Thursday, July 02, 2009

Medicare cost control

Via commenter "John Dewey" at the Marginal Revolution blog I found this Wall Street Journal editorial about how Medicare is able to control its overhead. Essentially they are more susceptible than private insurers to getting ripped off:
A draft report by the inspector general of Health and Human Services -- circulating on Capitol Hill and leaked this week -- determines that Medicare may have paid $2.8 billion in improper or fake claims for medical equipment in 2006. That's an error rate of 31.5%, in a single corner of this colossal entitlement. "This report doesn't surprise me," fumed Democrat Pete Stark.

...We're speechless. Mr. Stark and his ilk consistently claim that Medicare is a model for government-run "universal" health care because it spends less on overhead than the private sector. True, Medicare's administrative costs are just 3% of total spending, while the private sector hits 11% to 14%.

But insurance companies spend money to screen their claims for fraud. Medicare automatically pays more than 95% of the bills it receives. This lack of scrutiny reduces overhead, but it makes the program highly vulnerable to abuse. In June, a high-school dropout pleaded guilty to conning Medicare out of $105 million by submitting over 140,000 bogus claims before auditors noticed. It was the biggest health-care fraud in American history.
Makes sense. (previous post on Medicare admin costs here)

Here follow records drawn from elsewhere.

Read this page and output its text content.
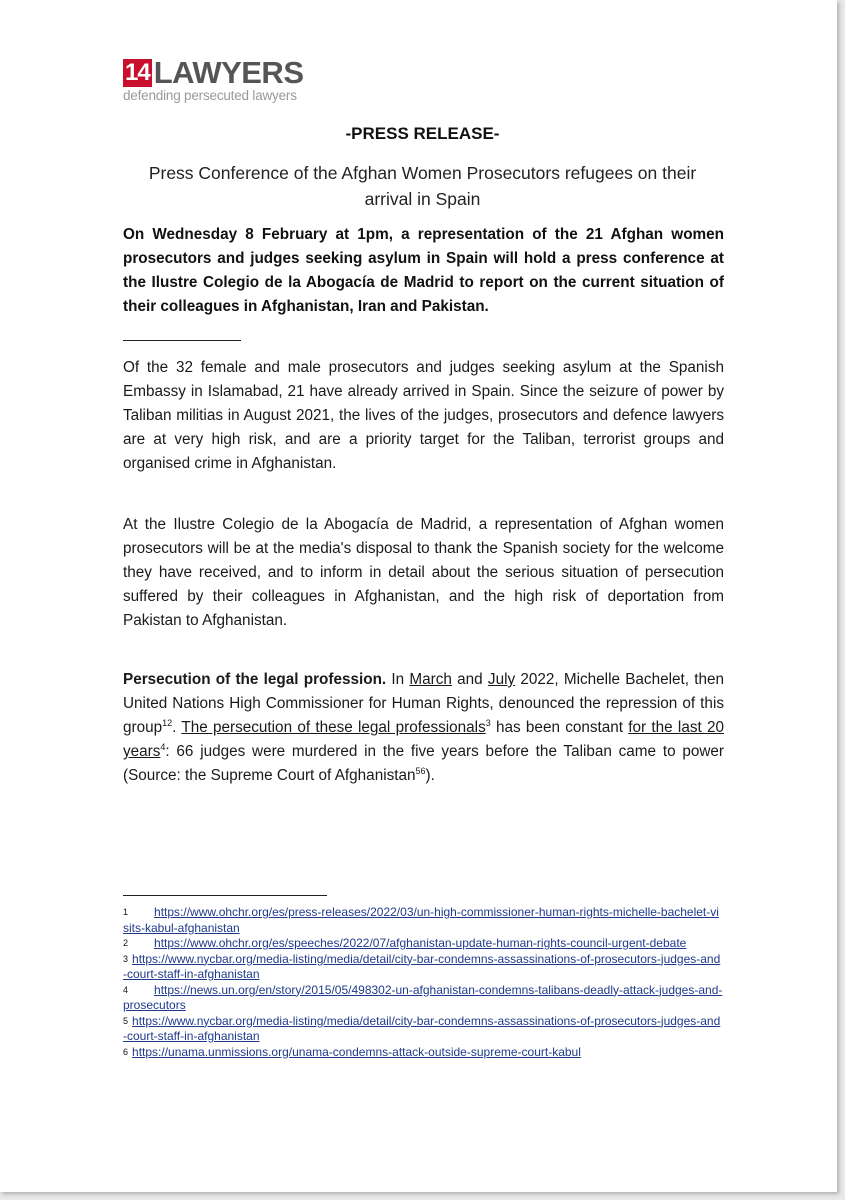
14 LAWYERS
defending persecuted lawyers
-PRESS RELEASE-
Press Conference of the Afghan Women Prosecutors refugees on their arrival in Spain
On Wednesday 8 February at 1pm, a representation of the 21 Afghan women prosecutors and judges seeking asylum in Spain will hold a press conference at the Ilustre Colegio de la Abogacía de Madrid to report on the current situation of their colleagues in Afghanistan, Iran and Pakistan.
Of the 32 female and male prosecutors and judges seeking asylum at the Spanish Embassy in Islamabad, 21 have already arrived in Spain. Since the seizure of power by Taliban militias in August 2021, the lives of the judges, prosecutors and defence lawyers are at very high risk, and are a priority target for the Taliban, terrorist groups and organised crime in Afghanistan.
At the Ilustre Colegio de la Abogacía de Madrid, a representation of Afghan women prosecutors will be at the media's disposal to thank the Spanish society for the welcome they have received, and to inform in detail about the serious situation of persecution suffered by their colleagues in Afghanistan, and the high risk of deportation from Pakistan to Afghanistan.
Persecution of the legal profession. In March and July 2022, Michelle Bachelet, then United Nations High Commissioner for Human Rights, denounced the repression of this group$^{12}$. The persecution of these legal professionals$^3$ has been constant for the last 20 years$^4$: 66 judges were murdered in the five years before the Taliban came to power (Source: the Supreme Court of Afghanistan$^{56}$).

$^1$ https://www.ohchr.org/es/press-releases/2022/03/un-high-commissioner-human-rights-michelle-bachelet-visits-kabul-afghanistan

$^2$ https://www.ohchr.org/es/speeches/2022/07/afghanistan-update-human-rights-council-urgent-debate

$^3$ https://www.nycbar.org/media-listing/media/detail/city-bar-condemns-assassinations-of-prosecutors-judges-and-court-staff-in-afghanistan

$^4$ https://news.un.org/en/story/2015/05/498302-un-afghanistan-condemns-talibans-deadly-attack-judges-and-prosecutors

$^5$ https://www.nycbar.org/media-listing/media/detail/city-bar-condemns-assassinations-of-prosecutors-judges-and-court-staff-in-afghanistan

$^6$ https://unama.unmissions.org/unama-condemns-attack-outside-supreme-court-kabul
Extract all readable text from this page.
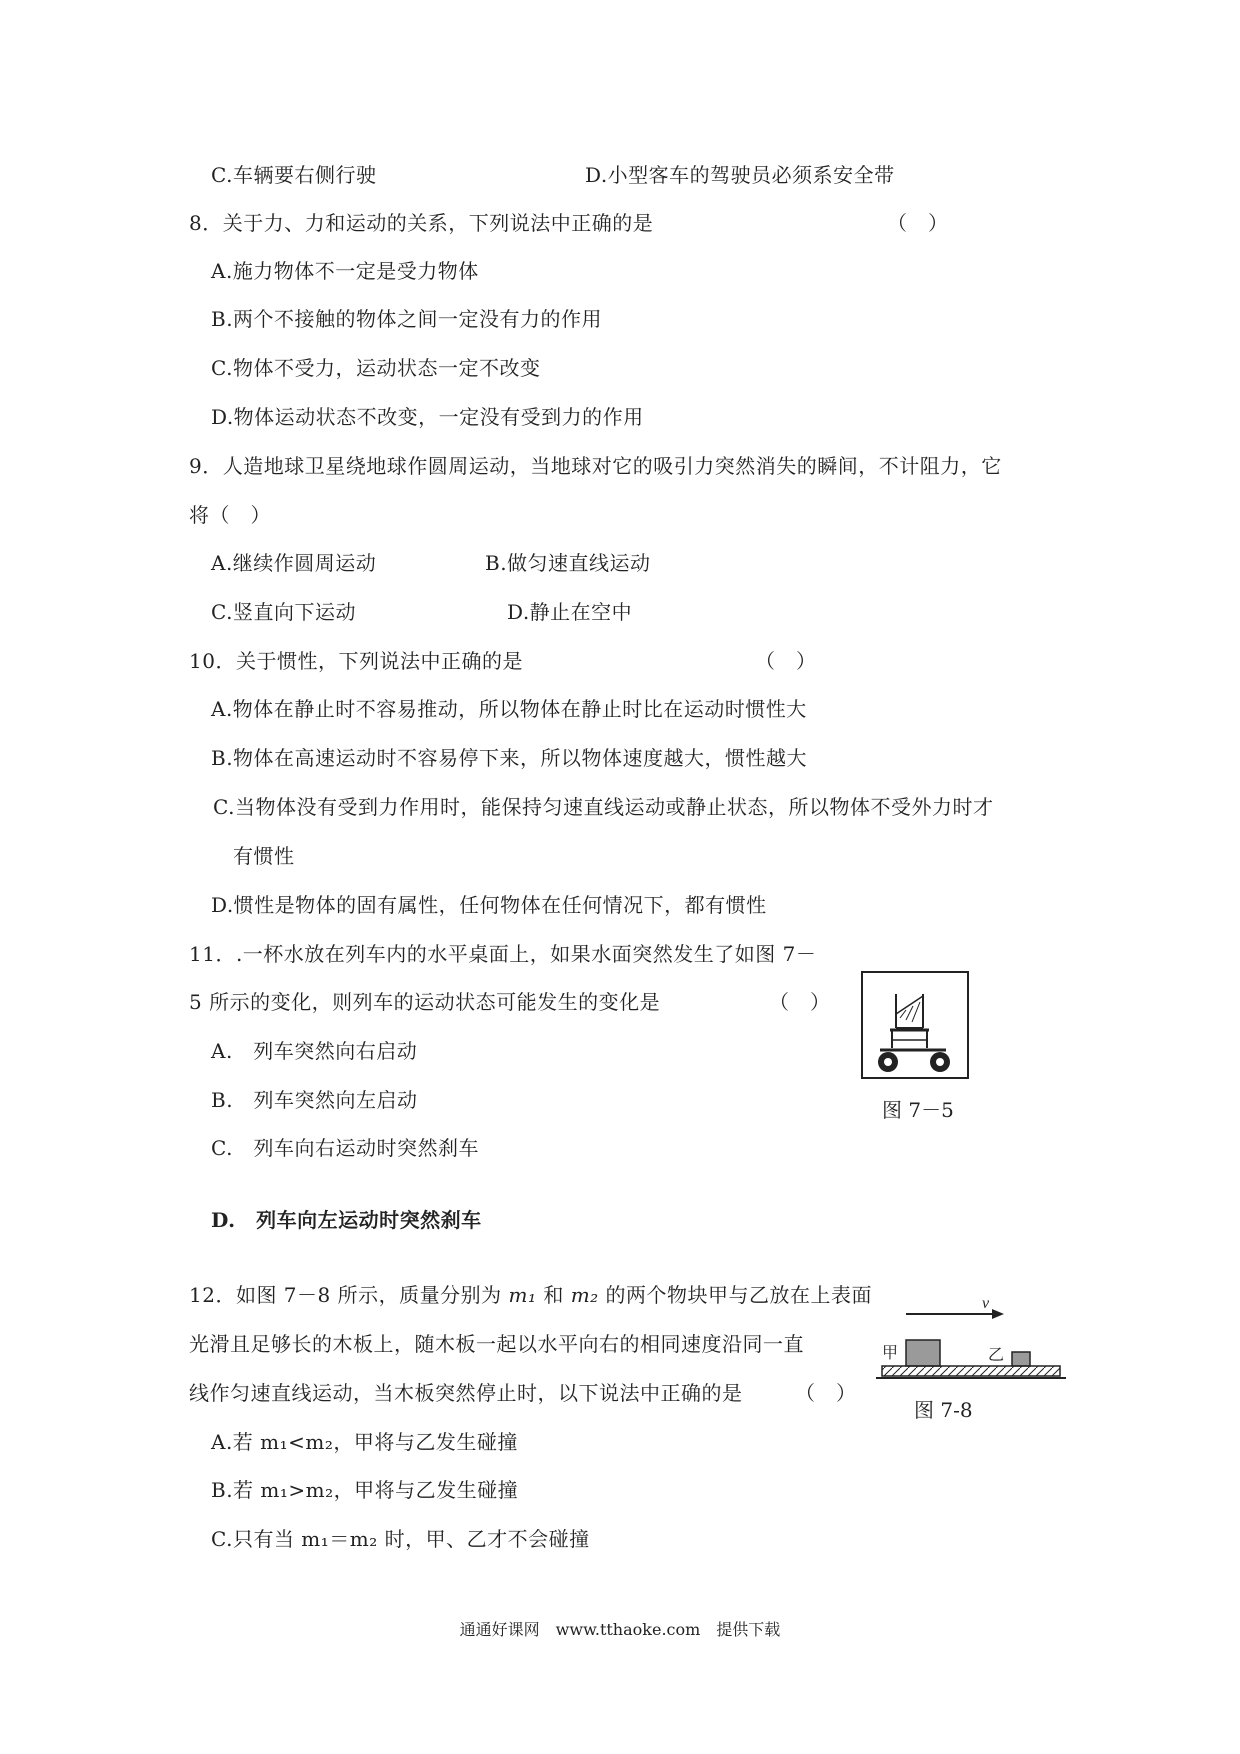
C.车辆要右侧行驶	D.小型客车的驾驶员必须系安全带
8．关于力、力和运动的关系，下列说法中正确的是	（　）
A.施力物体不一定是受力物体
B.两个不接触的物体之间一定没有力的作用
C.物体不受力，运动状态一定不改变
D.物体运动状态不改变，一定没有受到力的作用
9．人造地球卫星绕地球作圆周运动，当地球对它的吸引力突然消失的瞬间，不计阻力，它
将（　）
A.继续作圆周运动	B.做匀速直线运动
C.竖直向下运动	D.静止在空中
10．关于惯性，下列说法中正确的是	（　）
A.物体在静止时不容易推动，所以物体在静止时比在运动时惯性大
B.物体在高速运动时不容易停下来，所以物体速度越大，惯性越大
C.当物体没有受到力作用时，能保持匀速直线运动或静止状态，所以物体不受外力时才
有惯性
D.惯性是物体的固有属性，任何物体在任何情况下，都有惯性
11．.一杯水放在列车内的水平桌面上，如果水面突然发生了如图 7－
5 所示的变化，则列车的运动状态可能发生的变化是	（　）
A.　列车突然向右启动
B.　列车突然向左启动
C.　列车向右运动时突然刹车
D.　列车向左运动时突然刹车
图 7－5
12．如图 7－8 所示，质量分别为 m₁ 和 m₂ 的两个物块甲与乙放在上表面
光滑且足够长的木板上，随木板一起以水平向右的相同速度沿同一直
线作匀速直线运动，当木板突然停止时，以下说法中正确的是	（　）
A.若 m₁<m₂，甲将与乙发生碰撞
B.若 m₁>m₂，甲将与乙发生碰撞
C.只有当 m₁＝m₂ 时，甲、乙才不会碰撞
v
甲	乙
图 7-8
通通好课网　www.tthaoke.com　提供下载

Dewey also points to this economic paper that compares the U.S. and Canadian health care systems that is worth a read.

Update: Much more here in Senate testimony from a Harvard professor of public management:
The units of measure for losses due to health care fraud and abuse in this country are hundreds of billions of dollars per year. We just don't know the first digit. It might be as low as one hundred billion. More likely two or three. Possibly four or five.

...Loss rates due to fraud and abuse could be 10%, or 20% or even 30% in some segments. We do not have reliable figures of the loss rates, because the overpayment rate studies the government has relied on in the past have been sadly lacking in rigor, and have therefore produced comfortingly low and quite misleading estimates.

By taking the fraud and abuse problem seriously this administration might be able to save 10% or even 20% from Medicare and Medicaid budgets. But to do that, one would have to spend 1% or maybe 2% (as opposed to the prevailing 0.1%) in order to check that the other 98% or 99% of the funds were well spent.

But please realize what a massive departure that would be from the status quo. This would mean increasing the budgets for control operations by a factor of 10 or 20. Not by 10% or 20%, but by a factor of 10 or 20. Such a move would be politically inconceivable unless the actual magnitude of the losses were properly measured, and the cold hard facts about loss rates put on the table.